El sol casi alcanzando su punto más alto, el auto rebosado de calor, la ciudad movilizada entera con las tareas cotidianas: una gran autopista. A lo lejos Canaán, una montaña gigante que con la distancia se ve chispeada de casas pequeñitas.
Después una hora de andar a más de 80 km/h sobre la Route Nationale # 1 y de ver, a nuestro paso, todo tipo de vehículos que en el afán desaforado que caracteriza a esta ruta y acompañados de un continuado toque de bocinas, casi se nos venían encima con la necesidad de pasar, con un giro a la derecha y como por arte de magia, resultamos en una calle silenciosa y destapada que poco a poco nos alejó de las frenéticas calles de Puerto Príncipe y nos adentró al barrio entre salto y salto. Un delgado manto de tierra se generó dentro de la camioneta por el estado de las calles y por las nubes de polvo que dejábamos a nuestro paso.

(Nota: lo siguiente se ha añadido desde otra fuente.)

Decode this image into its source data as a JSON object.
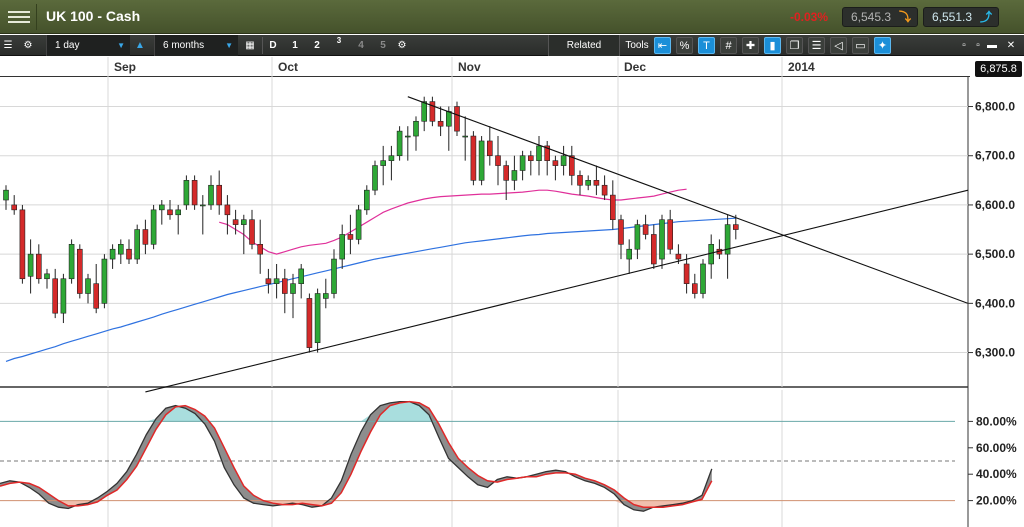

Canaán, junto con Jerusalem y ONAville –las grandes zonas entre las que se divide la montaña, vienen siendo el asentamiento temporal designado para las miles de familias afectadas por el terremoto que azotó a Haití en enero del 2010 y que, con el tiempo, se han ido convirtiendo en su hogar, pues aún, cuatro años después, no han sido reubicadas, los planes gubernamentales para mejorar sus condiciones aún se están diseñando y la zona rápidamente se ha ido volviendo una zona de desplazamiento permanente, ya que su cercanía con la ciudad, estimula la migración.
Pasamos varias cuadras y varias calles anchas, algunas con nombres, otras apenas señalizadas. En el camino, cruzamos una que otra persona con su andar pausado, algunas mujeres con canastos en la cabeza ofreciendo mercadería y otras sentadas en algunas sombras con sus canastos reposando en el suelo tapados con un trapo, vendiendo los productos más comunes a esa hora del día: bannann, pen ak mamba y ze bouyi.
Me quedé con esta imagen por un segundo en mi mente y pensé que, de estar caminando a la oficina, pararía en una de las esquinas en donde suele estar una madam con su canasto, para desayunar eso que hasta el momento se había convertido en mi plato favorito: banano, pan con mamba – una especie de mantequilla de maní especiada típica del país que, por su alto contenido nutricional, ha sido uno de los alimentos bandera para combatir la desnutrición infantil -, y huevos cocidos, de preferencia con sal.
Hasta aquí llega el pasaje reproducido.